Many people find that if they repeatedly "stop debugging" in Windows, i.e. break out of an application without shutting down normally, they will eventually "lose hardware acceleration" until they reboot. This seems to only happen on some systems. No one knows why. It only affects debugging.

When using the debugger, you may see multiple messages reporting a first chance exception (access violation) in gdi32.dll. This is apparently a side effect of how wgl and the ICD mechanism work, and is safe. I have no idea exactly what causes this, but if anyone else does, I'd be interested in finding out

Multi Monitor Support

In Windows 95 and 98, all hardware acceleration via the ICD mechanism will be disabled in a PC with two monitors.

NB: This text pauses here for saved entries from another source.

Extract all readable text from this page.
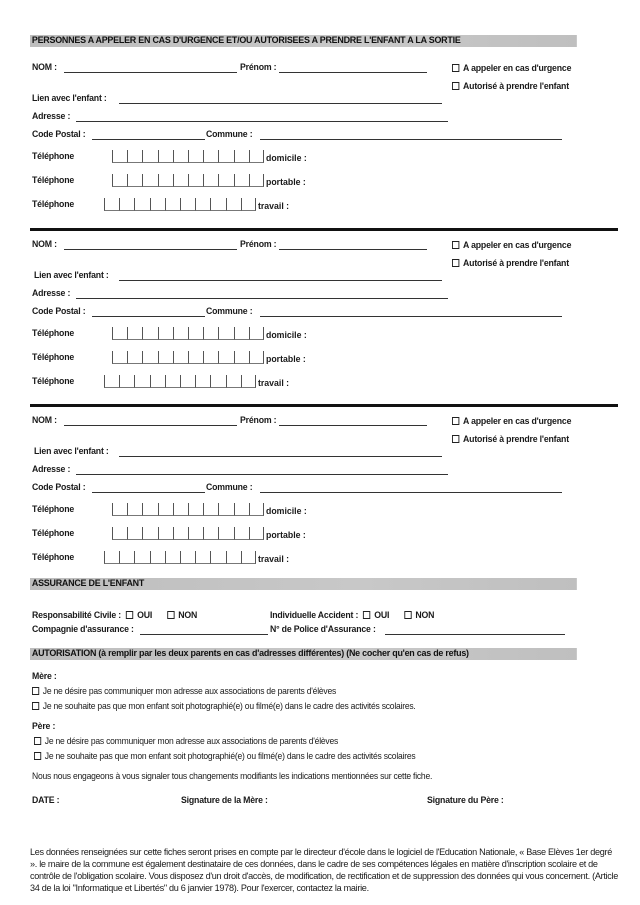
PERSONNES A APPELER EN CAS D'URGENCE ET/OU AUTORISEES A PRENDRE L'ENFANT A LA SORTIE
NOM :	Prénom :	A appeler en cas d'urgence
Autorisé à prendre l'enfant
Lien avec l'enfant :
Adresse :
Code Postal :	Commune :
Téléphone	domicile :
Téléphone	portable :
Téléphone	travail :
NOM :	Prénom :	A appeler en cas d'urgence
Autorisé à prendre l'enfant
Lien avec l'enfant :
Adresse :
Code Postal :	Commune :
Téléphone	domicile :
Téléphone	portable :
Téléphone	travail :
NOM :	Prénom :	A appeler en cas d'urgence
Autorisé à prendre l'enfant
Lien avec l'enfant :
Adresse :
Code Postal :	Commune :
Téléphone	domicile :
Téléphone	portable :
Téléphone	travail :
ASSURANCE DE L'ENFANT
Responsabilité Civile : OUI	NON	Individuelle Accident : OUI	NON
Compagnie d'assurance :	N° de Police d'Assurance :
AUTORISATION (à remplir par les deux parents en cas d'adresses différentes) (Ne cocher qu'en cas de refus)
Mère :
Je ne désire pas communiquer mon adresse aux associations de parents d'élèves
Je ne souhaite pas que mon enfant soit photographié(e) ou filmé(e) dans le cadre des activités scolaires.
Père :
Je ne désire pas communiquer mon adresse aux associations de parents d'élèves
Je ne souhaite pas que mon enfant soit photographié(e) ou filmé(e) dans le cadre des activités scolaires
Nous nous engageons à vous signaler tous changements modifiants les indications mentionnées sur cette fiche.
DATE :	Signature de la Mère :	Signature du Père :
Les données renseignées sur cette fiches seront prises en compte par le directeur d'école dans le logiciel de l'Education Nationale, « Base Elèves 1er degré ». le maire de la commune est également destinataire de ces données, dans le cadre de ses compétences légales en matière d'inscription scolaire et de contrôle de l'obligation scolaire. Vous disposez d'un droit d'accès, de modification, de rectification et de suppression des données qui vous concernent. (Article 34 de la loi "Informatique et Libertés" du 6 janvier 1978). Pour l'exercer, contactez la mairie.
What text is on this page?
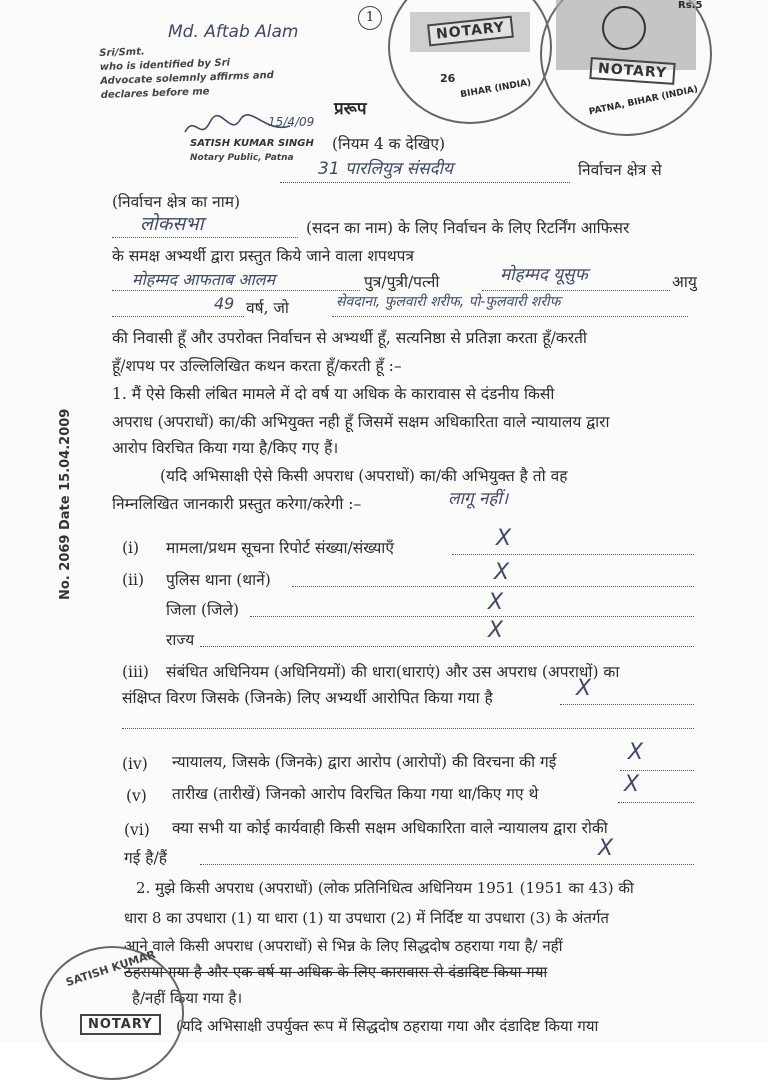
Md. Aftab Alam
1
Sri/Smt.
who is identified by Sri
Advocate solemnly affirms and
declares before me
15/4/09
SATISH KUMAR SINGH
Notary Public, Patna
NOTARY
26 BIHAR (INDIA)
NOTARY
Rs.5
PATNA, BIHAR (INDIA)
प्ररूप
(नियम 4 क देखिए)
31 पारलियुत्र संसदीय	निर्वाचन क्षेत्र से
(निर्वाचन क्षेत्र का नाम)
लोकसभा	(सदन का नाम) के लिए निर्वाचन के लिए रिटर्निंग आफिसर
के समक्ष अभ्यर्थी द्वारा प्रस्तुत किये जाने वाला शपथपत्र
मोहम्मद आफताब आलम	पुत्र/पुत्री/पत्नी	मोहम्मद यूसुफ	आयु
49 वर्ष, जो	सेवदाना, फुलवारी शरीफ, पो-फुलवारी शरीफ
की निवासी हूँ और उपरोक्त निर्वाचन से अभ्यर्थी हूँ, सत्यनिष्ठा से प्रतिज्ञा करता हूँ/करती
हूँ/शपथ पर उल्लिलिखित कथन करता हूँ/करती हूँ :–
1. मैं ऐसे किसी लंबित मामले में दो वर्ष या अधिक के कारावास से दंडनीय किसी
अपराध (अपराधों) का/की अभियुक्त नही हूँ जिसमें सक्षम अधिकारिता वाले न्यायालय द्वारा
आरोप विरचित किया गया है/किए गए हैं।
(यदि अभिसाक्षी ऐसे किसी अपराध (अपराधों) का/की अभियुक्त है तो वह
निम्नलिखित जानकारी प्रस्तुत करेगा/करेगी :–	लागू नहीं।
(i) मामला/प्रथम सूचना रिपोर्ट संख्या/संख्याएँ	X
(ii) पुलिस थाना (थानें)	X
जिला (जिले)	X
राज्य	X
(iii) संबंधित अधिनियम (अधिनियमों) की धारा(धाराएं) और उस अपराध (अपराधों) का
संक्षिप्त विरण जिसके (जिनके) लिए अभ्यर्थी आरोपित किया गया है	X
(iv) न्यायालय, जिसके (जिनके) द्वारा आरोप (आरोपों) की विरचना की गई	X
(v) तारीख (तारीखें) जिनको आरोप विरचित किया गया था/किए गए थे	X
(vi) क्या सभी या कोई कार्यवाही किसी सक्षम अधिकारिता वाले न्यायालय द्वारा रोकी
गई है/हैं	X
2. मुझे किसी अपराध (अपराधों) (लोक प्रतिनिधित्व अधिनियम 1951 (1951 का 43) की
धारा 8 का उपधारा (1) या धारा (1) या उपधारा (2) में निर्दिष्ट या उपधारा (3) के अंतर्गत
आने वाले किसी अपराध (अपराधों) से भिन्न के लिए सिद्धदोष ठहराया गया है/ नहीं
ठहराया गया है और एक वर्ष या अधिक के लिए कारावास से दंडादिष्ट किया गया
है/नहीं किया गया है।
(यदि अभिसाक्षी उपर्युक्त रूप में सिद्धदोष ठहराया गया और दंडादिष्ट किया गया
SATISH KUMAR
NOTARY
No. 2069 Date 15.04.2009
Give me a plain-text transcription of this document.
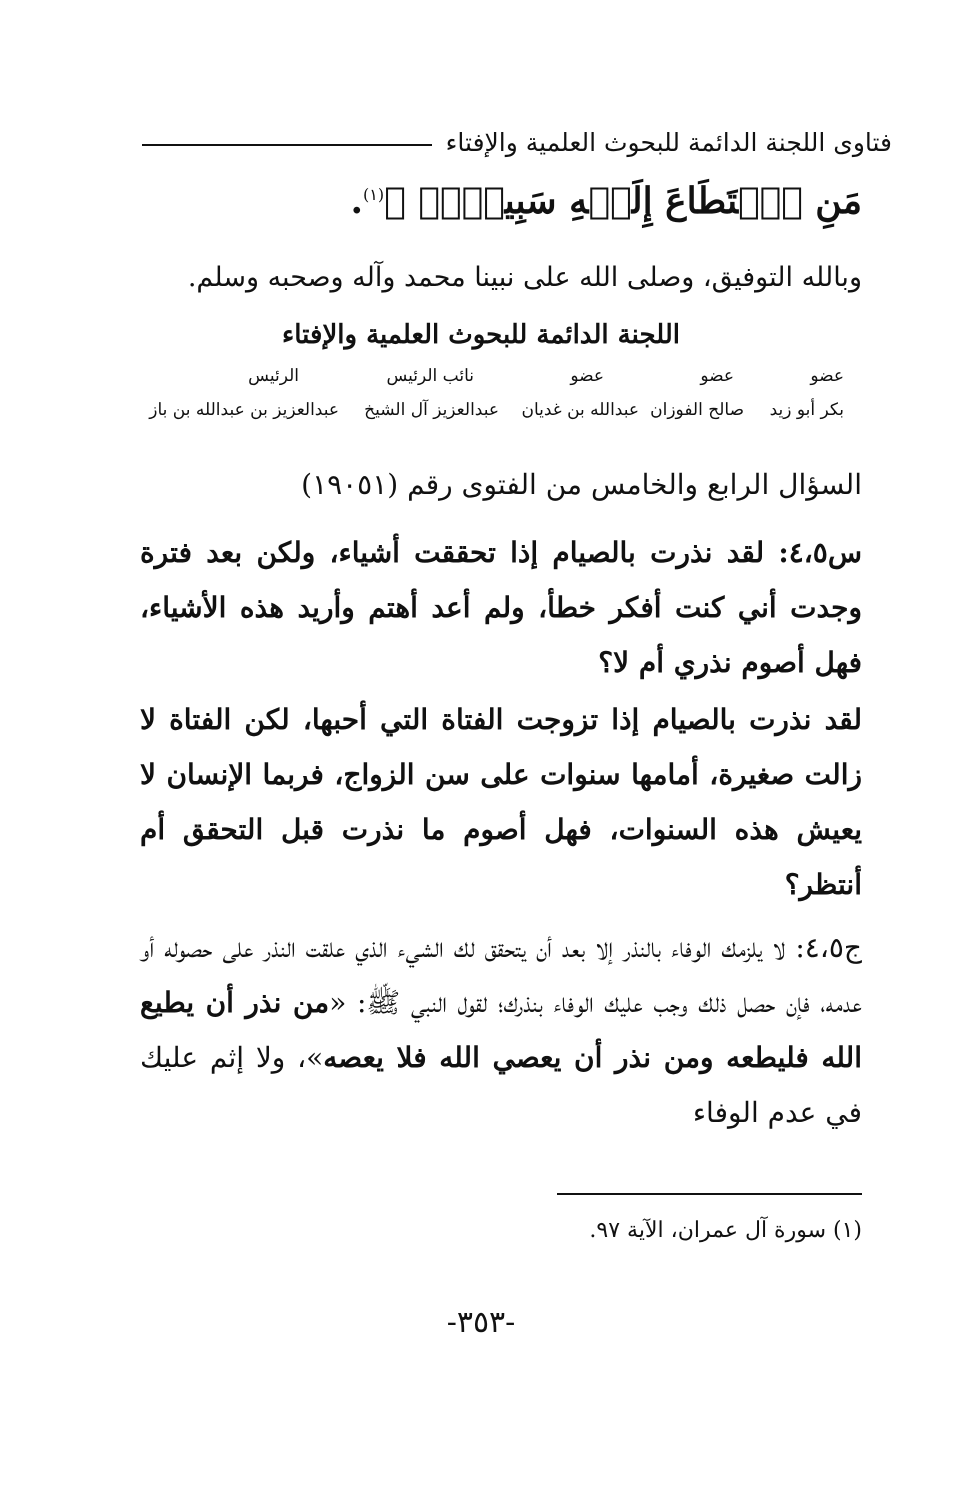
فتاوى اللجنة الدائمة للبحوث العلمية والإفتاء
مَنِ ٱسۡتَطَاعَ إِلَيۡهِ سَبِيلٗاۚ ﴾$^{(١)}$.
وبالله التوفيق، وصلى الله على نبينا محمد وآله وصحبه وسلم.
اللجنة الدائمة للبحوث العلمية والإفتاء
عضو
عضو
عضو
نائب الرئيس
الرئيس
بكر أبو زيد
صالح الفوزان
عبدالله بن غديان
عبدالعزيز آل الشيخ
عبدالعزيز بن عبدالله بن باز
السؤال الرابع والخامس من الفتوى رقم (١٩٠٥١)
س٤،٥: لقد نذرت بالصيام إذا تحققت أشياء، ولكن بعد فترة وجدت أني كنت أفكر خطأ، ولم أعد أهتم وأريد هذه الأشياء، فهل أصوم نذري أم لا؟
لقد نذرت بالصيام إذا تزوجت الفتاة التي أحبها، لكن الفتاة لا زالت صغيرة، أمامها سنوات على سن الزواج، فربما الإنسان لا يعيش هذه السنوات، فهل أصوم ما نذرت قبل التحقق أم أنتظر؟
ج٤،٥: لا يلزمك الوفاء بالنذر إلا بعد أن يتحقق لك الشيء الذي علقت النذر على حصوله أو عدمه، فإن حصل ذلك وجب عليك الوفاء بنذرك؛ لقول النبي ﷺ: «من نذر أن يطيع الله فليطعه ومن نذر أن يعصي الله فلا يعصه»، ولا إثم عليك في عدم الوفاء
(١) سورة آل عمران، الآية ٩٧.
-٣٥٣-
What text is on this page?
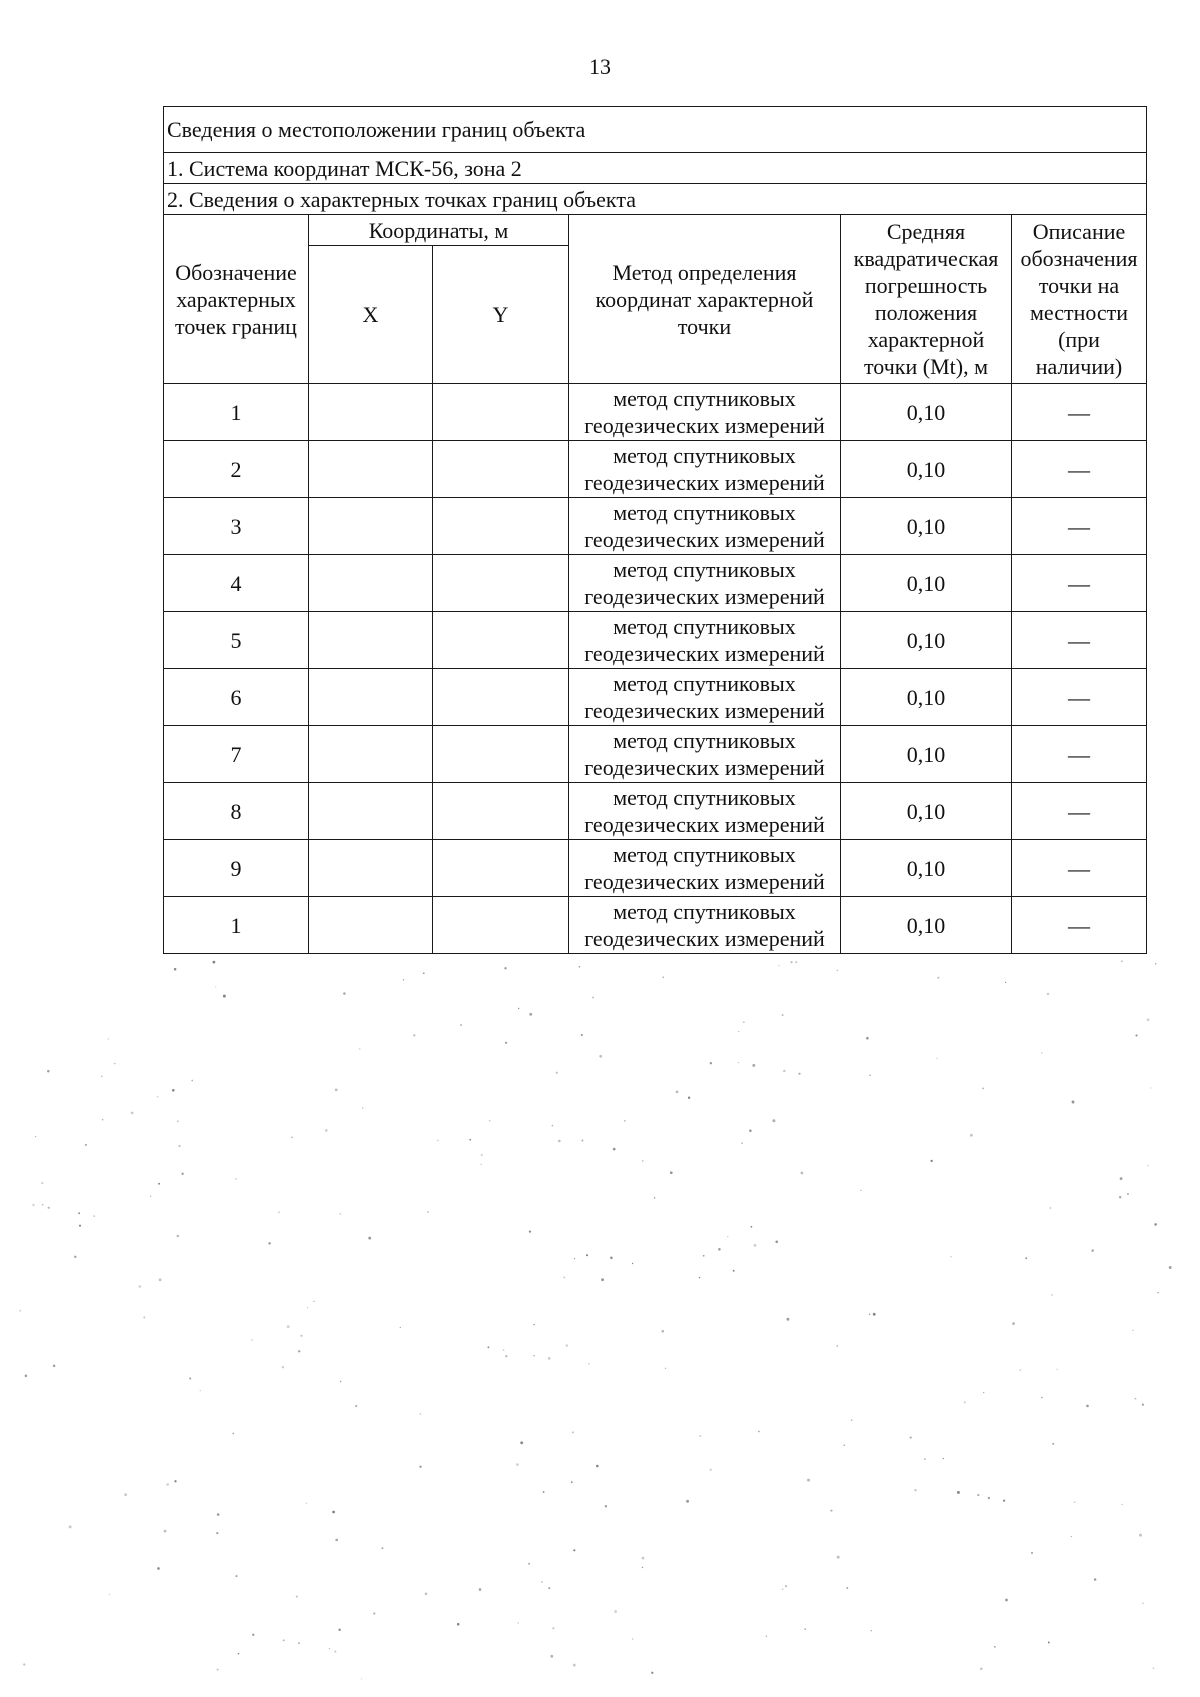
13
Сведения о местоположении границ объекта					
1. Система координат МСК-56, зона 2					
2. Сведения о характерных точках границ объекта					
Обозначение характерных точек границ	Координаты, м		Метод определения координат характерной точки	Средняя квадратическая погрешность положения характерной точки (Mt), м	Описание обозначения точки на местности (при наличии)
	X	Y			
1			метод спутниковых геодезических измерений	0,10	—
2			метод спутниковых геодезических измерений	0,10	—
3			метод спутниковых геодезических измерений	0,10	—
4			метод спутниковых геодезических измерений	0,10	—
5			метод спутниковых геодезических измерений	0,10	—
6			метод спутниковых геодезических измерений	0,10	—
7			метод спутниковых геодезических измерений	0,10	—
8			метод спутниковых геодезических измерений	0,10	—
9			метод спутниковых геодезических измерений	0,10	—
1			метод спутниковых геодезических измерений	0,10	—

I believe multi monitor acceleration can be enabled in Win2K, but the IHV's OpenGL driver must be specifically written to support this. All multi monitor behaviours are handled by the driver in this model.

Windows 2000

As of December 1999 it seems that OpenGL drivers will not be shipped on the Win2K install CDs. However, the core Microsoft dlls (opengl32.dll and glu32.dll) are present, and many vendors have already produced OpenGL ICD drivers for Win2K, some of which work very well. It seems likely that relatively old cards (e.g. the Matrox G200) will not get Win2K OpenGL drivers.

As of March 2000, almost all "current" cards have full OpenGL 1.1 IHV drivers for Win2K.

Note that it seems that SGI's (essentially obsolete) OpenGL for Windows cannot invoke hardware acceleration via the ICD or MCD mechanisms on Windows 2000, though the software renderer still works.

Official OpenGL 1.2 entry points in the Microsoft opengl32.dll are promised for the second service pack after the final Win2K release.

This link points to Microsoft's FAQ on OpenGL support in Win2K. At this time it seems likely that, even if the "Microsoft standard ICD" mentioned in the FAQ is produced, only a minority of IHVs will actually use it to supply games support rather than writing their own drivers from scratch, for a number of reasons.